Perceived mis- and disinformation in a post-factual information setting: A conceptualisation and evidence from ten European countries
Michael Hameleers and Claes de Vreese
Today’s digital communication environments are increasingly seen as hosting phenomena that are problematic for deliberative democracy (e.g. Van Aelst et al., 2017). One of the most pressing issues in that regard is the alleged spread of false information — which refers to information that is either inaccurate without the intention to mislead (misinformation) or manipulated or fabricated to achieve a political goal (disinformation) (e.g. Hameleers et al., 2020; Tandoc Jr. et al., 2018; Wardle, 2017). Although scholars have started to map the dimensions of communicative untruthfulness and its political consequences (e.g. Marwick & Lewis, 2017; Wardle, 2017), we know little about how mis- and disinformation are actually perceived by citizens. Do the widespread concerns about communicative untruthfulness resonate with citizens’ interpretations of their information environment, and do they actually perceive their information setting as (deliberately) misleading and dishonest? In this chapter, we aim to give an overview of mis- and disinformation through the eyes of news consumers, offering evidence of how salient these media evaluations are among European news consumers.
In a communication era that has been described as post-truth or post-factual (e.g. Lewan-dowsky et al., 2012; Van Aelst et al., 2017) — the factual status of reality and the honesty of the news media’s worldviews are no longer taken at face value but rather are seen as relative or subject to distortion. This means that citizens may become more cynical and distrusting towards information presented to them as truthful. In line with this, they may use their ideological identities or prior attitudes to separate facts from fiction — rather than basing their judgment on the veracity of information (Hameleers & van der Meer, 2019). In this setting, it is crucial to look not only at the actual facticity, neutrality, and honesty of information, but also at the perceptions of unintended misinformation and intentional disinformation. Hence, as multiple accounts of the same external reality may reach citizens in (online) news environments, it is crucial to explore the extent to which news consumers actually trust the media — or whether they perceive a crisis of accuracy and honesty in the news they are exposed to. Mis- and disinformation may thus correspond to societal developments beyond the lack of facticity and honesty of information and can spill over into demand-side evaluations of the media’s accuracy and honesty.
Relying on existing supply-side conceptualisations that regard mis- and disinformation as different phenomena (e.g. Tandoc Jr. et al., 2018; Wardle, 2017), we discern two main dimensions by which news consumers perceptions of mis- and disinformation are structured: (1) misinformation perceptions pertaining to inaccurate news reporting that deviates from reality and (2) disinformation perceptions that tap the perceived dishonesty of the news environment, which corresponds to perceived intentional misleading, deception, and dishonesty of the media (see Hameleers et al., 2020).
Perceptions of disinformation in particular correspond to an overall populist worldview.
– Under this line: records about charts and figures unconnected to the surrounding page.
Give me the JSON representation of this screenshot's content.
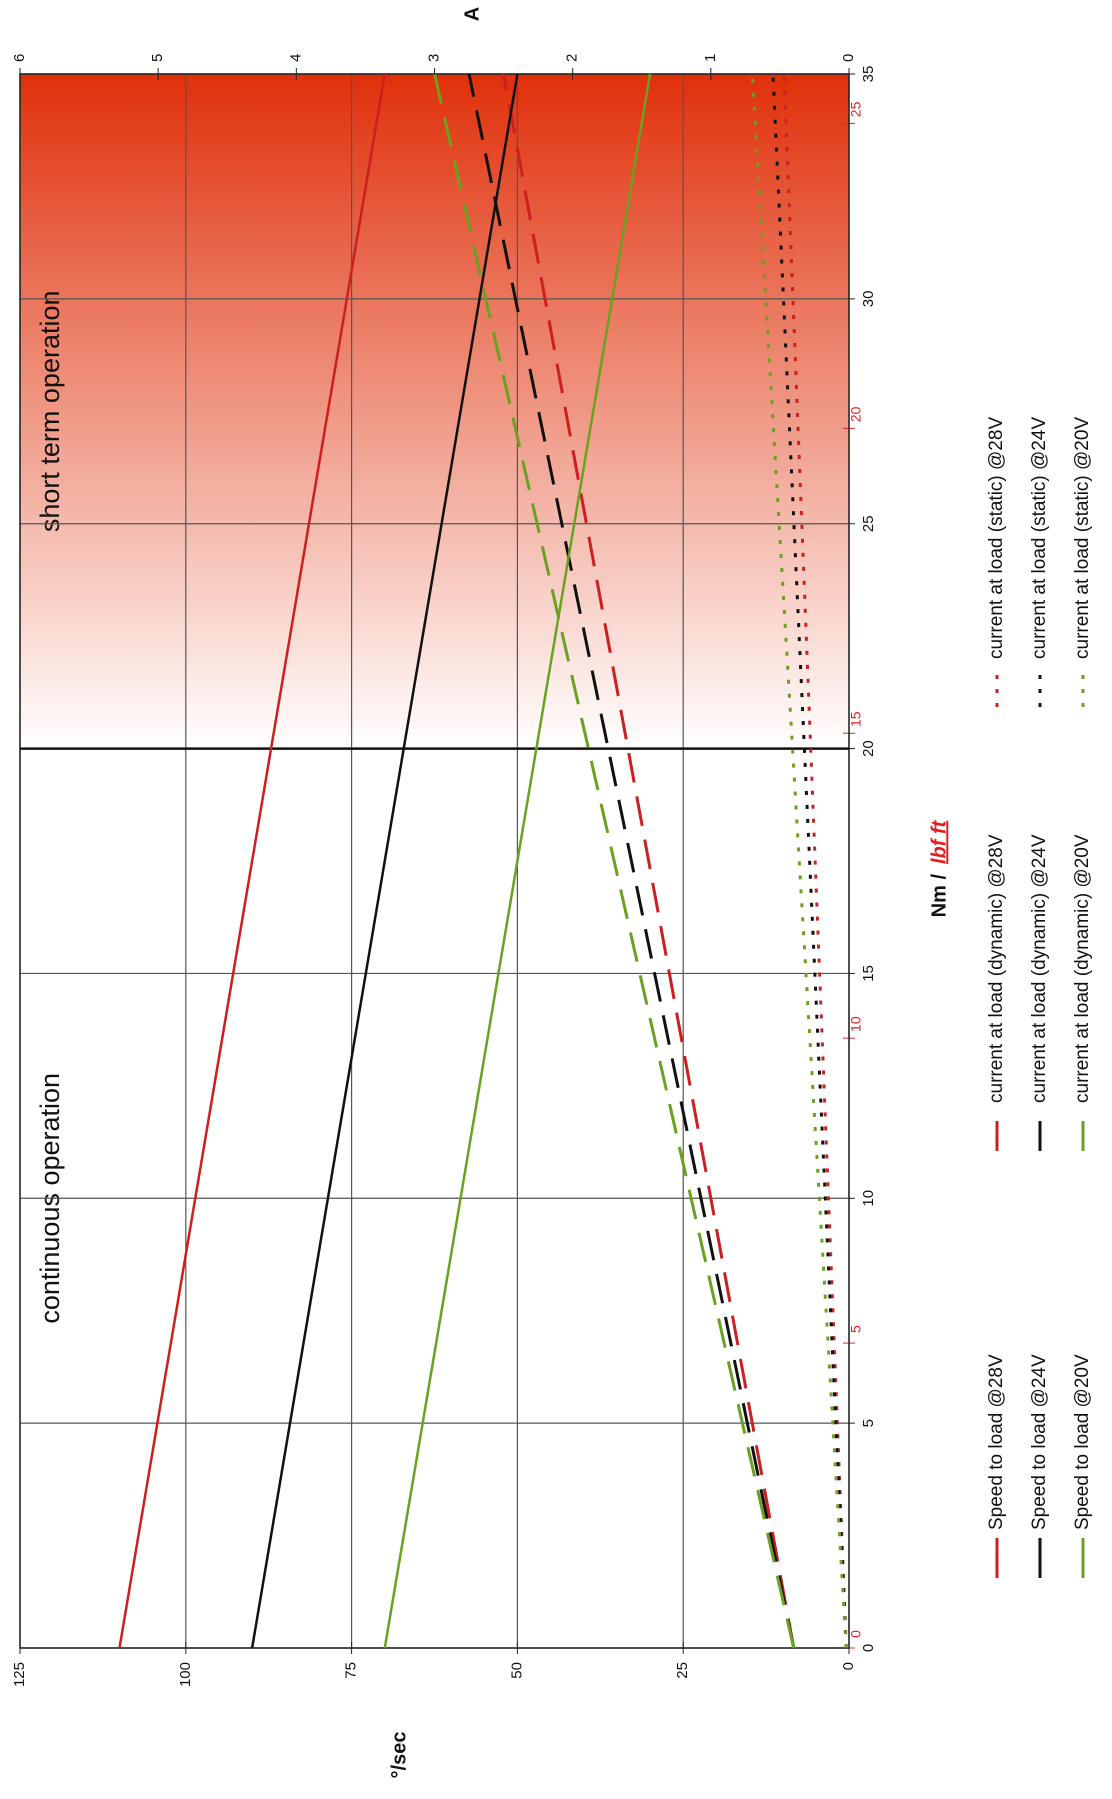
{
  "chart_data": {
    "type": "line",
    "x_label": "Nm /",
    "x2_label": "lbf ft",
    "y_label": "°/sec",
    "y2_label": "A",
    "x": [
      0,
      35
    ],
    "series": [
      {
        "name": "Speed to load @28V",
        "color": "#cc1f1f",
        "style": "solid",
        "values": [
          110,
          70
        ]
      },
      {
        "name": "current at load (dynamic) @28V",
        "color": "#cc1f1f",
        "style": "dashed",
        "axis": "y2",
        "values": [
          0.4,
          2.5
        ]
      },
      {
        "name": "current at load (static) @28V",
        "color": "#cc1f1f",
        "style": "dotted",
        "axis": "y2",
        "values": [
          0.02,
          0.47
        ]
      },
      {
        "name": "Speed to load @24V",
        "color": "#111111",
        "style": "solid",
        "values": [
          90,
          50
        ]
      },
      {
        "name": "current at load (dynamic) @24V",
        "color": "#111111",
        "style": "dashed",
        "axis": "y2",
        "values": [
          0.4,
          2.75
        ]
      },
      {
        "name": "current at load (static) @24V",
        "color": "#111111",
        "style": "dotted",
        "axis": "y2",
        "values": [
          0.02,
          0.55
        ]
      },
      {
        "name": "Speed to load @20V",
        "color": "#6aa121",
        "style": "solid",
        "values": [
          70,
          30
        ]
      },
      {
        "name": "current at load (dynamic) @20V",
        "color": "#6aa121",
        "style": "dashed",
        "axis": "y2",
        "values": [
          0.4,
          3.0
        ]
      },
      {
        "name": "current at load (static) @20V",
        "color": "#6aa121",
        "style": "dotted",
        "axis": "y2",
        "values": [
          0.02,
          0.7
        ]
      }
    ],
    "xlim": [
      0,
      35
    ],
    "xticks": [
      0,
      5,
      10,
      15,
      20,
      25,
      30,
      35
    ],
    "x2lim": [
      0,
      25.81
    ],
    "x2ticks": [
      0,
      5,
      10,
      15,
      20,
      25
    ],
    "ylim": [
      0,
      125
    ],
    "yticks": [
      0,
      25,
      50,
      75,
      100,
      125
    ],
    "y2lim": [
      0,
      6
    ],
    "y2ticks": [
      0,
      1,
      2,
      3,
      4,
      5,
      6
    ],
    "regions": [
      {
        "label": "continuous operation",
        "x": [
          0,
          20
        ]
      },
      {
        "label": "short term operation",
        "x": [
          20,
          35
        ],
        "color": "#e0300a"
      }
    ],
    "grid": true,
    "legend": "bottom"
  }
}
Hence, it has been argued that populist voters increasingly regard the media and mainstream sources of knowledge as biased, corrupt, and deceptive (e.g. Egelhofer & Lecheler, 2019; Kramer, 2018; Tambini, 2017). More specifically, right-wing populist actors are said to rely on a discourse in which not only the political elites, but also the mainstream media are targeted as enemies of the people (Tambini, 2017). Hence, when people perceive that the media betray the people and deliberately manipulate reality to serve their own interests, an inherently populist worldview is expressed (Fawzi, 2018). Specifically, disinformation perceptions juxtapose the honest ordinary people with corrupt elites in the media. In tandem with the increasing concern about the pervasiveness of populist sentiments throughout Europe, we thus also need to comprehend how such perceptions are expressed towards the media as a likely salient scapegoat for the peoples problems.
In the next sections, this chapter will give an overview of how mis- and disinformation can be conceptualised as perceptions of the news medias accuracy and honesty. We will present evidence of the extent to which people in different European countries actually hold these perceptions when evaluating the medias performance, also offering insights into the role of national-level opportunity structures that may give rise to lower or higher levels of these perceptions. As mis- and disinformation perceptions may have different democratic implications, it is important to assess the extent to which news consumers in different countries evaluate the media according to these dimensions, and whether they can distinguish unintentional falsehoods (misinformation) from deliberative deception (disinformation).